Bryan Barnett has been one of the long-time advisors to the Mifos Initiative. We’re fortunate to have his insight and guidance in helping us shape how we can build open standards for innovation and open source digital financial services platforms to improve transparency, increase the effectiveness of regulation and ensure high consumer protection.
Recently he published an informative and eye-opening post to the Alliance for Financial Inclusion blog in his role as Banking Advisor to the U.S. Treasury, Office of Technical Assistance. His post, The Supervisory Challenges of Financial Inclusion, closely examines the growing challenges that regulators faces in both developing the rules and regulations to govern the authorization and operations of financial inclusion providers as well as supervising those institutions to ensure regulations are followed and risks are addressed.
The broad array and widespread heterogeneity of non-bank financial institutions (NBFIs) as well as the growing criticality of agent networks has made supervision and ensuring consumer protection a daunting task.
In contrast to traditional banks which are relatively few and relatively large, NBFIs are for the most part numerous and small. A supervisor formerly responsible for at most a couple of dozen institutions may now be responsible for hundreds. And whereas all banks are broadly similar, there is now much greater heterogeneity among the types of institutions and products subject to oversight.
Coupled with rapid fintech innovation and proliferation of new payment systems, the workload for regulators is ever growing.
To this must be added rapid evolution in electronic payment systems, involving a host of new types of payment service providers and payment technologies. Gone are the days when it was enough to keep an eye on things like check clearing, cards or the ACH.

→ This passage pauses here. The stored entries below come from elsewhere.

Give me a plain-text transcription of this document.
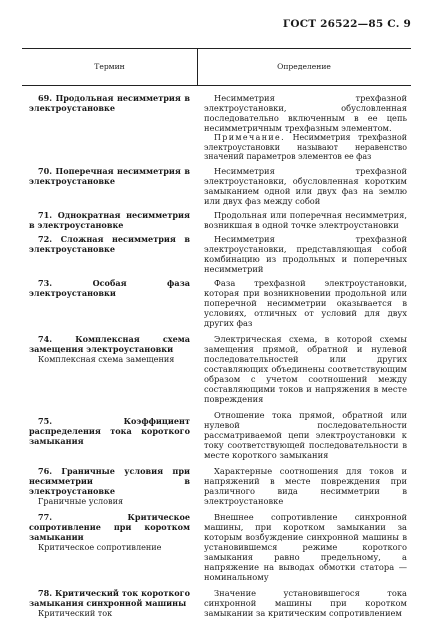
ГОСТ 26522—85 С. 9
Термин	Определение
69. Продольная несимметрия в электроустановке

Несимметрия трехфазной электроустановки, обусловленная последовательно включенным в ее цепь несимметричным трехфазным элементом.

Примечание. Несимметрия трехфазной электроустановки называют неравенство значений параметров элементов ее фаз

70. Поперечная несимметрия в электроустановке

Несимметрия трехфазной электроустановки, обусловленная коротким замыканием одной или двух фаз на землю или двух фаз между собой

71. Однократная несимметрия в электроустановке

Продольная или поперечная несимметрия, возникшая в одной точке электроустановки

72. Сложная несимметрия в электроустановке

Несимметрия трехфазной электроустановки, представляющая собой комбинацию из продольных и поперечных несимметрий

73. Особая фаза электроустановки

Фаза трехфазной электроустановки, которая при возникновении продольной или поперечной несимметрии оказывается в условиях, отличных от условий для двух других фаз

74. Комплексная схема замещения электроустановки
Комплексная схема замещения

Электрическая схема, в которой схемы замещения прямой, обратной и нулевой последовательностей или других составляющих объединены соответствующим образом с учетом соотношений между составляющими токов и напряжения в месте повреждения

75. Коэффициент распределения тока короткого замыкания

Отношение тока прямой, обратной или нулевой последовательности рассматриваемой цепи электроустановки к току соответствующей последовательности в месте короткого замыкания

76. Граничные условия при несимметрии в электроустановке
Граничные условия

Характерные соотношения для токов и напряжений в месте повреждения при различного вида несимметрии в электроустановке

77. Критическое сопротивление при коротком замыкании
Критическое сопротивление

Внешнее сопротивление синхронной машины, при коротком замыкании за которым возбуждение синхронной машины в установившемся режиме короткого замыкания равно предельному, а напряжение на выводах обмотки статора — номинальному

78. Критический ток короткого замыкания синхронной машины
Критический ток

Значение установившегося тока синхронной машины при коротком замыкании за критическим сопротивлением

Bryan provides some key insights into how the sector as a whole and regulators can address these challenges:
- Heavier reliance on information technology and effective analysis of large amounts of data.
- Simple efficient systems for tracking and approving new products and services
- Creation of national agent registries with unique IDs for each agent and proper systems and procedures for customers to file complaints and feedback for agents.
- Willingness to rely on qualified independent auditors and recognized international standards for certifications of IT systems.